Dr. Enji Sun, Virginia Tech, USA

The Intelligent Detection of Fatigue for Haul Truck Drivers based on the Features of Eyes

Dr. Enji Sun, research associate at Virginia Polytechnic Institute and State University (Virginia Tech, VT). His research centers on the seismic tomography of CO2 injection in the rock mechanics lab of VT. He focus on the TomoDD algorithm improvements and numerical simulation of CO2 plume. Before that, He was a senior engineer at China Academy of Safety Science and Technology (CASST), who was in charge of projects focusing on safety monitoring technologies applied to tailing dams, slope stability in surface mining and advanced water leakage detection and prediction in underground mines.
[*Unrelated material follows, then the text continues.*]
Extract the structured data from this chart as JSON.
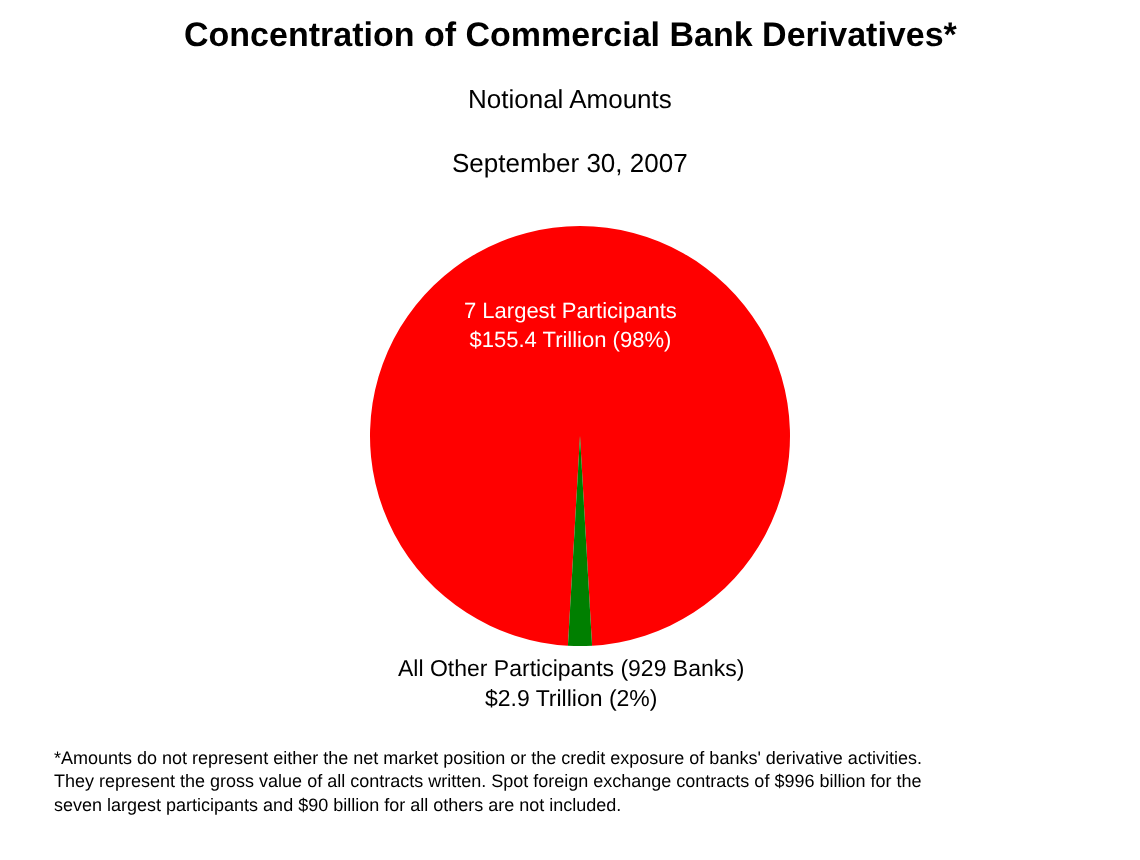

He developed the tailing dams monitoring system that have been installed in 10 mines successfully. When pursuing a Ph.D. degree, he built up the assisted driving system for haul trucks in surface mining. Meanwhile, he was invited to teach in Beijing Union University due to his academic achievements.
Dr. Enji Sun has strong abilities of computer programming (C++, C#, Java), field work experience in mines and laboratory investigation. He has been working on double difference tomography, database design of digital mines, management information system (MIS), haul trucks proximity warning system, hazard prevention and controls, the FEM/DEM simulations (Abaqus, Comsol and Flac3D). He is researching on Android API, OpenCV and Arduino system development and their possible applications.
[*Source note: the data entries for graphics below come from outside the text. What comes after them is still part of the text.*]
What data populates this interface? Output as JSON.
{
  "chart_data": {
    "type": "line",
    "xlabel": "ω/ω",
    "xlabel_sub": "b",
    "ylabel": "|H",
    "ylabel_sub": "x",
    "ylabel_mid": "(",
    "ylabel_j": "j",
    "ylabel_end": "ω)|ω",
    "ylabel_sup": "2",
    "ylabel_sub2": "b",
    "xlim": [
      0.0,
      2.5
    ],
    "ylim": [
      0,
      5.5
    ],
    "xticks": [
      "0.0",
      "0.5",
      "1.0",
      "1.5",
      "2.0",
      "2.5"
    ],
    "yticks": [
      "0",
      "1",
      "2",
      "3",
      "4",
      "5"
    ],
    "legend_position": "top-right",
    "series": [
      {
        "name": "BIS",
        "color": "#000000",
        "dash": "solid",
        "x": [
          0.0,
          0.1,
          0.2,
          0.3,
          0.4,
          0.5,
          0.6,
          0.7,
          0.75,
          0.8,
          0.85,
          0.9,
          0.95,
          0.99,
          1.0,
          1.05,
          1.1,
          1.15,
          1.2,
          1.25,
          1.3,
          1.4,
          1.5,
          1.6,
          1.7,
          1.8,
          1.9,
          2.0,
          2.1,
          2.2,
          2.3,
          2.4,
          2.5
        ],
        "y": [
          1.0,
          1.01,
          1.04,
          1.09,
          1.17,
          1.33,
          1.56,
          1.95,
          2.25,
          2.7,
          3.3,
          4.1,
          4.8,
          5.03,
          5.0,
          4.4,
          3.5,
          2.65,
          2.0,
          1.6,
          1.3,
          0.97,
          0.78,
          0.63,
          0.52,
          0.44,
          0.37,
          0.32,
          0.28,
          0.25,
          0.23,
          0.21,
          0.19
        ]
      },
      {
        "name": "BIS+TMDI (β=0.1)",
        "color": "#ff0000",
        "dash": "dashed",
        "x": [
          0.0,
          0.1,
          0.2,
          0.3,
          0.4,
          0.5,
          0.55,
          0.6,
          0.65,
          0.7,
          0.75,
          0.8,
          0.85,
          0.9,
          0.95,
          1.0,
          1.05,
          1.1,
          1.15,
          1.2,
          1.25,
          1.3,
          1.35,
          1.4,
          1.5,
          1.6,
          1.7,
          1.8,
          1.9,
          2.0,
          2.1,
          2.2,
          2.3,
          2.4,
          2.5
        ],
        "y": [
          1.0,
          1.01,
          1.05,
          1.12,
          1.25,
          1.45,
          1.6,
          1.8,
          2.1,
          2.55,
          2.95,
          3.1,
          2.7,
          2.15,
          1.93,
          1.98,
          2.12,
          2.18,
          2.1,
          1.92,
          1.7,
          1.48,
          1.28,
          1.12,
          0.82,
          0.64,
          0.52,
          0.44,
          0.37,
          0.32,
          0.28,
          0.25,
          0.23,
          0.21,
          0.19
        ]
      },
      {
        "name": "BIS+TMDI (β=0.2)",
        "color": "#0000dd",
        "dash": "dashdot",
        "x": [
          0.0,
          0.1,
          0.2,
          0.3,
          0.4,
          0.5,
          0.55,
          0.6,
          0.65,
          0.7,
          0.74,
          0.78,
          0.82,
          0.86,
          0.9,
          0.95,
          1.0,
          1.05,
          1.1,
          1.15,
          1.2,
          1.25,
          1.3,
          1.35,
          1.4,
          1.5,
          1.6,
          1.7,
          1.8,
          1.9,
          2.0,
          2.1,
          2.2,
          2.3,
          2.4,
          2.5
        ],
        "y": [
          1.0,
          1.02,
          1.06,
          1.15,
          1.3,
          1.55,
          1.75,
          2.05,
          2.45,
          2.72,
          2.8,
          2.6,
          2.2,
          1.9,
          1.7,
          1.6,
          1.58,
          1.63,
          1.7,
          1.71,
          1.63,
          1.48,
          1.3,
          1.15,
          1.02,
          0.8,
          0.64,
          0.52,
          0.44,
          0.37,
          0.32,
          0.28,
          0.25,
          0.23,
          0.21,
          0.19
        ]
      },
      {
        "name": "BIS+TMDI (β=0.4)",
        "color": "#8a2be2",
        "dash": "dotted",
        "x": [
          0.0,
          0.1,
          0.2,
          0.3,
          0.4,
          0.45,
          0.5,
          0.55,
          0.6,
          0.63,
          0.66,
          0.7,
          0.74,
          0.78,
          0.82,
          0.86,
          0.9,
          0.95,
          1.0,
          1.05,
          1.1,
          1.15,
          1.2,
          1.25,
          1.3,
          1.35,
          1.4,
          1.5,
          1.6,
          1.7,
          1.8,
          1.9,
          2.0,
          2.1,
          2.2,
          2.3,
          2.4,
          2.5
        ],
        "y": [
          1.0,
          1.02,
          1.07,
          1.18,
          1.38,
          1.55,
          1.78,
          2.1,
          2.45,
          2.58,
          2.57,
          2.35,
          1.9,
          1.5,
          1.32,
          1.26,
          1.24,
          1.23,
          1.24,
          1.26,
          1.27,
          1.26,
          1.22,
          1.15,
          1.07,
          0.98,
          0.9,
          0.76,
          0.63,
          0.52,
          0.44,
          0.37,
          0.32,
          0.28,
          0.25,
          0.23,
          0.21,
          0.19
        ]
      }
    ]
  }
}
Dr. Enji Sun is the editor of IJEI and reviewer of safety science, International Journal of Mining, Reclamation and Environment, Earth Science, Journal of Safety Science and Technology etc. He reviewed more than 50 papers in the past one year.

Abstract: The aim of this paper here is to study the eyes’ movements’ regulation of the haul truck driver in surface mining. It developed a real-time, non-intrusive eyes’ features based driver fatigue monitoring technologies. The Sobel operator was adopted to detect on the eye edge area, which attracted the texture features of eyes and detected the status of eyes with Gabor wavelet filter. The driver fatigue degree was judged by PERCLOS algorithm. The research results show that this integrated methods can monitor the driver fatigue for haul truck drivers which results in reducing the transportations accidents in surface mining. The further research will concern on the multiple judge indicators including the body gestures and the facial changes of drivers.